French gendarmes have raided homes and buildings across France as part of an investigation into stolen Bordeaux wine, leading to 20 arrests.
Around 300 police have been involved in investigating a spate of burglaries of some of Bordeaux’s premier chateaux over the past nine months.
Their detective work, nicknamed operation ‘Cassevin‘, culminated in dawn raids near to the cities of Bordeaux, Paris, Toulouse and Bayonne on Monday (10 February).
Twenty men were arrested, including five suspected burglars and 15 others suspected of selling on stolen wines. They can be held for 96 hours before being either charged or released, said Ghislain Rety, head of the Gendarmerie in Gironde, which encompasses Bordeaux.

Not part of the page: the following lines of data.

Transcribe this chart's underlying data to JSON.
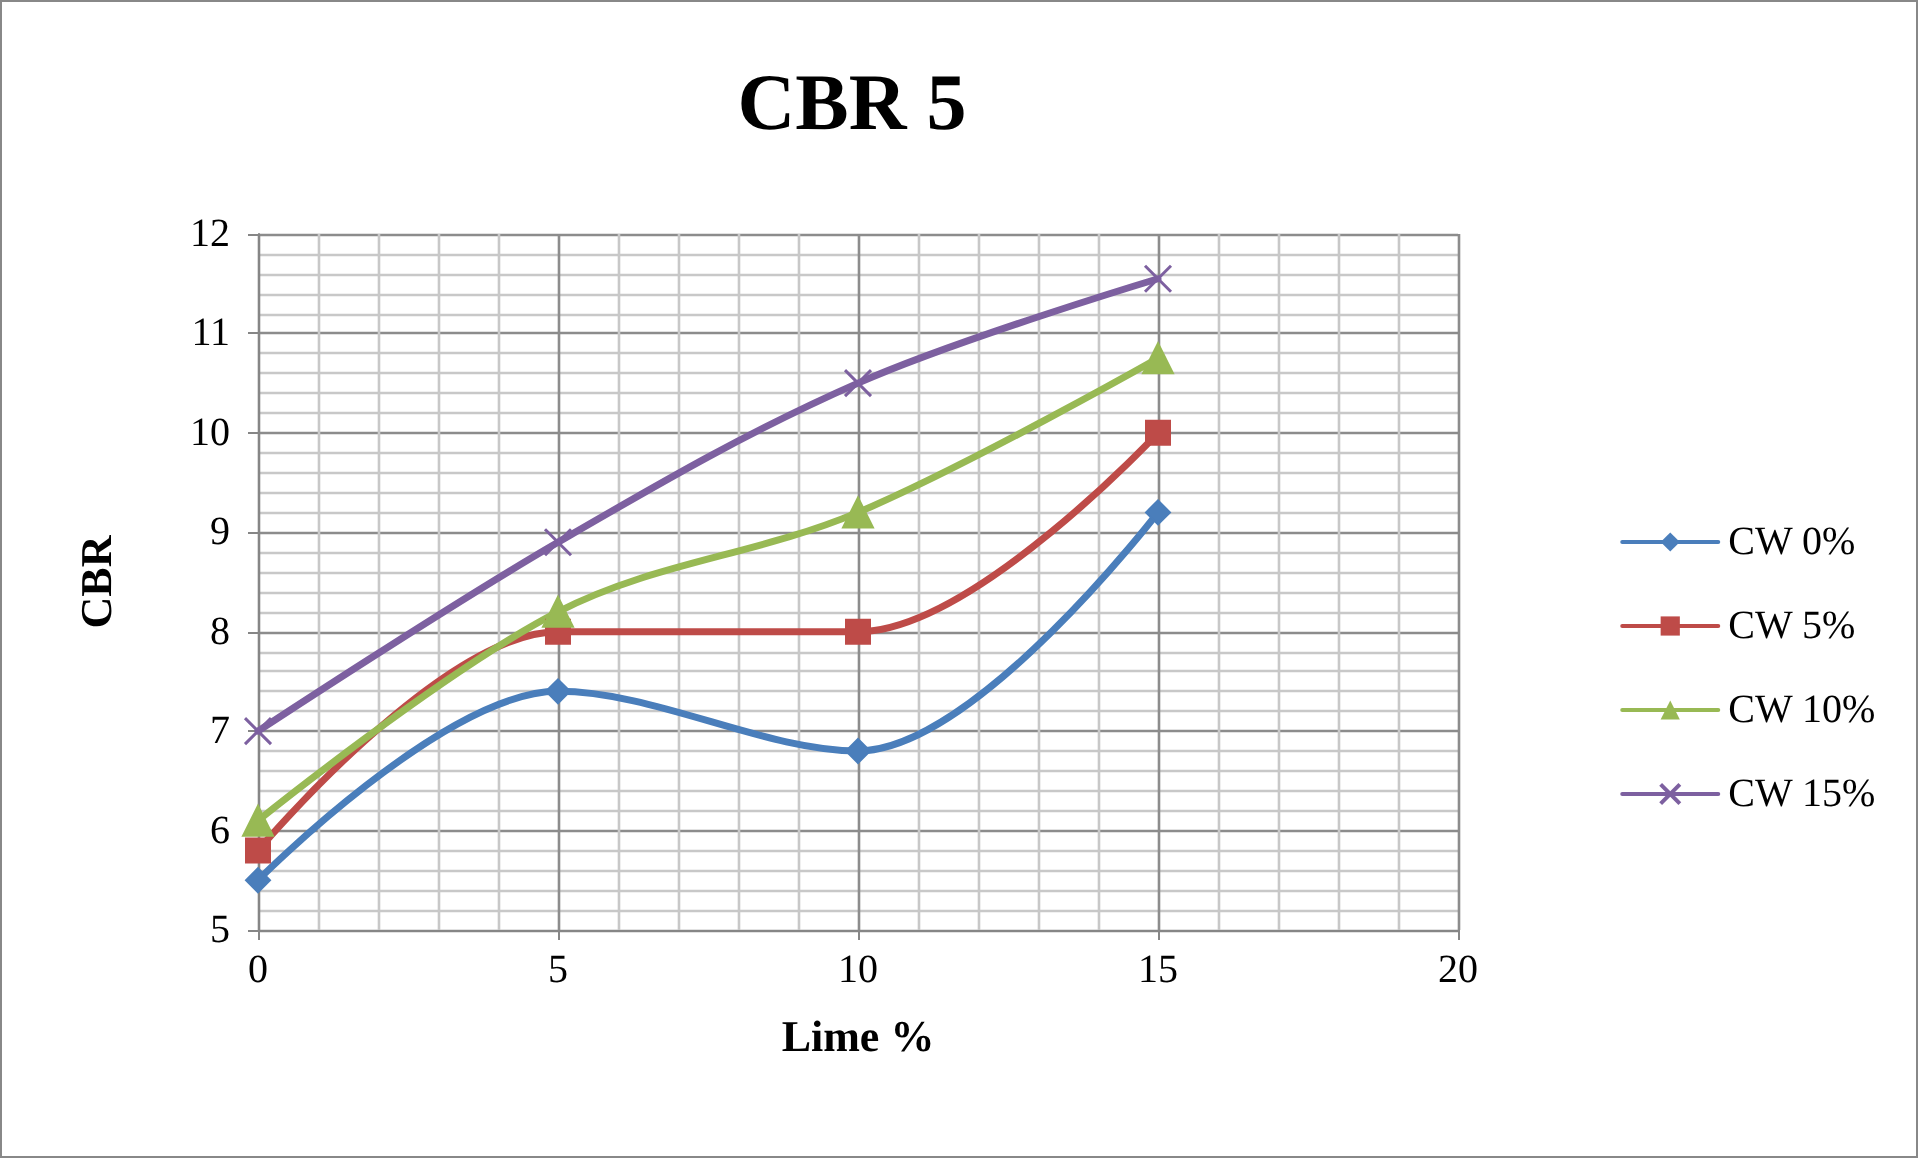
{
  "chart_data": {
    "type": "line",
    "title": "CBR 5",
    "xlabel": "Lime %",
    "ylabel": "CBR",
    "x": [
      0,
      5,
      10,
      15
    ],
    "series": [
      {
        "name": "CW 0%",
        "color": "#4a7ebb",
        "marker": "diamond",
        "values": [
          5.5,
          7.4,
          6.8,
          9.2
        ]
      },
      {
        "name": "CW 5%",
        "color": "#be4b48",
        "marker": "square",
        "values": [
          5.8,
          8.0,
          8.0,
          10.0
        ]
      },
      {
        "name": "CW 10%",
        "color": "#98b954",
        "marker": "triangle",
        "values": [
          6.1,
          8.2,
          9.2,
          10.75
        ]
      },
      {
        "name": "CW 15%",
        "color": "#7d60a0",
        "marker": "cross",
        "values": [
          7.0,
          8.9,
          10.5,
          11.55
        ]
      }
    ],
    "xlim": [
      0,
      20
    ],
    "xticks": [
      0,
      5,
      10,
      15,
      20
    ],
    "ylim": [
      5,
      12
    ],
    "yticks": [
      5,
      6,
      7,
      8,
      9,
      10,
      11,
      12
    ],
    "grid": true,
    "legend": "right",
    "line_style": "solid"
  }
}
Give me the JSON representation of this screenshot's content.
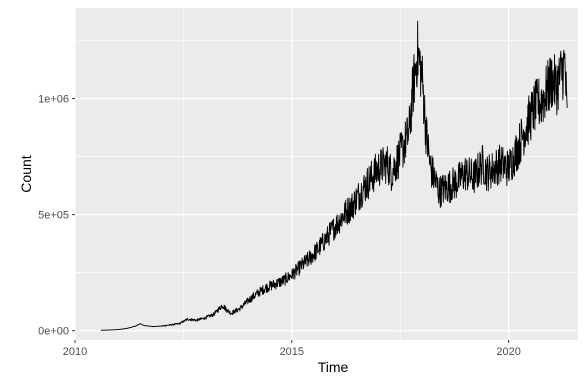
{
  "chart_data": {
    "type": "line",
    "title": "",
    "xlabel": "Time",
    "ylabel": "Count",
    "xlim": [
      2010.0,
      2021.6
    ],
    "ylim": [
      -40000,
      1390000
    ],
    "x_ticks": [
      {
        "value": 2010,
        "label": "2010"
      },
      {
        "value": 2015,
        "label": "2015"
      },
      {
        "value": 2020,
        "label": "2020"
      }
    ],
    "y_ticks": [
      {
        "value": 0,
        "label": "0e+00"
      },
      {
        "value": 500000,
        "label": "5e+05"
      },
      {
        "value": 1000000,
        "label": "1e+06"
      }
    ],
    "grid": true,
    "legend": "none",
    "colors": {
      "panel": "#ebebeb",
      "grid": "#ffffff",
      "line": "#000000"
    },
    "series": [
      {
        "x": [
          2010.6,
          2010.8,
          2011.0,
          2011.2,
          2011.4,
          2011.5,
          2011.6,
          2011.8,
          2012.0,
          2012.2,
          2012.4,
          2012.6,
          2012.8,
          2013.0,
          2013.2,
          2013.4,
          2013.5,
          2013.6,
          2013.8,
          2014.0,
          2014.2,
          2014.4,
          2014.6,
          2014.8,
          2015.0,
          2015.2,
          2015.4,
          2015.6,
          2015.8,
          2016.0,
          2016.2,
          2016.4,
          2016.6,
          2016.8,
          2017.0,
          2017.2,
          2017.3,
          2017.5,
          2017.7,
          2017.8,
          2017.9,
          2018.0,
          2018.1,
          2018.2,
          2018.3,
          2018.4,
          2018.6,
          2018.8,
          2019.0,
          2019.2,
          2019.4,
          2019.5,
          2019.6,
          2019.8,
          2020.0,
          2020.2,
          2020.4,
          2020.6,
          2020.8,
          2021.0,
          2021.1,
          2021.2,
          2021.3,
          2021.35
        ],
        "y": [
          2000,
          3000,
          5000,
          10000,
          20000,
          30000,
          22000,
          18000,
          20000,
          25000,
          30000,
          50000,
          45000,
          55000,
          70000,
          110000,
          90000,
          75000,
          95000,
          130000,
          160000,
          185000,
          200000,
          215000,
          240000,
          275000,
          310000,
          350000,
          400000,
          450000,
          500000,
          540000,
          600000,
          650000,
          700000,
          720000,
          680000,
          760000,
          850000,
          1050000,
          1200000,
          1100000,
          850000,
          700000,
          650000,
          600000,
          620000,
          640000,
          680000,
          660000,
          720000,
          680000,
          690000,
          720000,
          700000,
          780000,
          880000,
          960000,
          1000000,
          1080000,
          1050000,
          1100000,
          1150000,
          900000
        ]
      }
    ]
  }
}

Some bottles of wine recovered in the raids are worth more than €1,000 each, Rety told decanter.com. He declined to name specific chateaux.
‘Many hundreds of bottles have been recovered, as well as about €12,000 in cash,’ he said, although it is thought stolen bottles have likely been mixed up with those legally obtained and these must now be sorted.

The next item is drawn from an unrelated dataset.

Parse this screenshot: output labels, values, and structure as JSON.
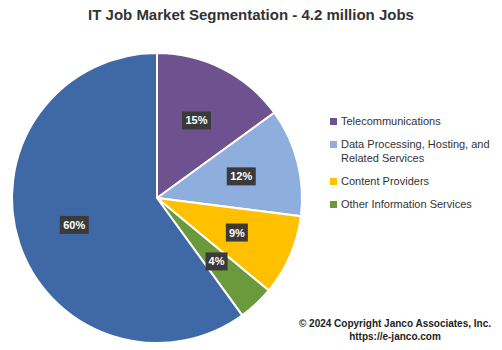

‘The burglaries took place all over the Bordeaux wine region,’ Rety said. When asked if there were bottles of grand or premier cru in the haul, he said ‘maybe’.

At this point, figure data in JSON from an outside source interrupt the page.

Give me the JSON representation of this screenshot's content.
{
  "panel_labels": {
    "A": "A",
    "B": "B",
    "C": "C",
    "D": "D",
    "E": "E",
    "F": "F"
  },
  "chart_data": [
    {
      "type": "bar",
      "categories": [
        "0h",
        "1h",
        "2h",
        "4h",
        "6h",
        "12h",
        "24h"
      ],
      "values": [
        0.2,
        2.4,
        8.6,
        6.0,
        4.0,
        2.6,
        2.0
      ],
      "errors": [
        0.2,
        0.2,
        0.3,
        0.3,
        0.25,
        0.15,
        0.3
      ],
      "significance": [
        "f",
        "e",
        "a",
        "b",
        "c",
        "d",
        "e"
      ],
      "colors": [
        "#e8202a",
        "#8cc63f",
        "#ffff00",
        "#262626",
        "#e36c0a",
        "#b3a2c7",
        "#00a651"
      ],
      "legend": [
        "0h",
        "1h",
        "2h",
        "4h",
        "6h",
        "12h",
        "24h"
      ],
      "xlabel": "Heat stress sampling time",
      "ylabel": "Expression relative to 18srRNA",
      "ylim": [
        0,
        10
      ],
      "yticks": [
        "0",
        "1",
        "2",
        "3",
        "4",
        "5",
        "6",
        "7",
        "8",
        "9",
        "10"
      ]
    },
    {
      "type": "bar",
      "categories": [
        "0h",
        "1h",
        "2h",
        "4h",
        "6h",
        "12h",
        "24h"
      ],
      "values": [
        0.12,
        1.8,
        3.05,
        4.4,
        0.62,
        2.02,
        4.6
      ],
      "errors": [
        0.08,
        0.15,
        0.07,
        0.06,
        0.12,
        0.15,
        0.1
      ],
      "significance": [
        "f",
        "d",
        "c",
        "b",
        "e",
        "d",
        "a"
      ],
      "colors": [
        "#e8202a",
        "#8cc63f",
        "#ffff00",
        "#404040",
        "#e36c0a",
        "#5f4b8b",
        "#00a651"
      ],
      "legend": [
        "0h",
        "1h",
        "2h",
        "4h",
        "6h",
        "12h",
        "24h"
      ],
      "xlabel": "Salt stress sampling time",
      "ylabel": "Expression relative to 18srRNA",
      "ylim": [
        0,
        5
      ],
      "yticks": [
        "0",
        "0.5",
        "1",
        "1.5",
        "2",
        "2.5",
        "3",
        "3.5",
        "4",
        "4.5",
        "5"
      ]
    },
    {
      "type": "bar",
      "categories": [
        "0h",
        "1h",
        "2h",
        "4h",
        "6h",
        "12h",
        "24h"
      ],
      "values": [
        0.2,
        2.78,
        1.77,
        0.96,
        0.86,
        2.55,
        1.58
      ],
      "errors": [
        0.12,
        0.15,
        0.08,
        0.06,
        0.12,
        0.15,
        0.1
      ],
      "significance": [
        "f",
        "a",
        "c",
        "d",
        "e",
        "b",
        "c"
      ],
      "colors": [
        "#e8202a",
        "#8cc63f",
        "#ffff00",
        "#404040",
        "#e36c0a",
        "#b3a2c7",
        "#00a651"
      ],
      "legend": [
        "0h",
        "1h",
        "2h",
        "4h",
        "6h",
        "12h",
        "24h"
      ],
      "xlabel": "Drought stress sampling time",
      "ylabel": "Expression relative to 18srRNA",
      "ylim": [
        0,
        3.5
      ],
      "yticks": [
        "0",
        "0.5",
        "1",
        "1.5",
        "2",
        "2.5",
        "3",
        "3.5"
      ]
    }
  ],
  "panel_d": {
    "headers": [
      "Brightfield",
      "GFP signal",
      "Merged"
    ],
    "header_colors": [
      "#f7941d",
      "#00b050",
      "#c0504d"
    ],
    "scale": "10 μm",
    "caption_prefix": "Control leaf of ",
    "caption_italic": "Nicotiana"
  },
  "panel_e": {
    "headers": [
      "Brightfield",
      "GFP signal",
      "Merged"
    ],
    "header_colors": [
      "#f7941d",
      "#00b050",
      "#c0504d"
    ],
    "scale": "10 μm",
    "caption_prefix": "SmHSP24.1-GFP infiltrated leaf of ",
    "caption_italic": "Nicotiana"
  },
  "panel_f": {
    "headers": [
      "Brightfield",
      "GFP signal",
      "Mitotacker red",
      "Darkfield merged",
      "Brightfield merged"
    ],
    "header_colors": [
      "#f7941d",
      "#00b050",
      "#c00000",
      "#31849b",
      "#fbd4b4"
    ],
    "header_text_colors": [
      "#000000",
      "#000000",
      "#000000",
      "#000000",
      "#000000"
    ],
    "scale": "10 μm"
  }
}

It is thought that most of the burglaries have taken place since June last year.
David Ornon, commercial director of Chateau Smith Haut Lafitte, a grand cru classe in Pessac-Leognan, is one of those watching this week’s events with interest.
‘We were actually burgled last summer and some Château Smith Haut Lafitte (Kosher) red 2009 was stolen,’ he told decanter.com. Smith Haut Lafitte 2009 is priced at more than £150-a-bottle at several merchants, and Ornon recalls that around one pallet-worth was taken.
‘It is an unbearable intrusion in your private space,’ he said. He is not yet sure whether Smith Haut-Lafitte wine has been recovered in this week’s raids. ‘We hope for more information soon.’
Bernard Farges, head of Bordeaux’s wine trade body, the CIVB, was quoted by Agence France Presse news agency as saying the number of burglaries at Bordeaux estates in recent months is unprecedented. A CIVB spokesperson declined to comment further.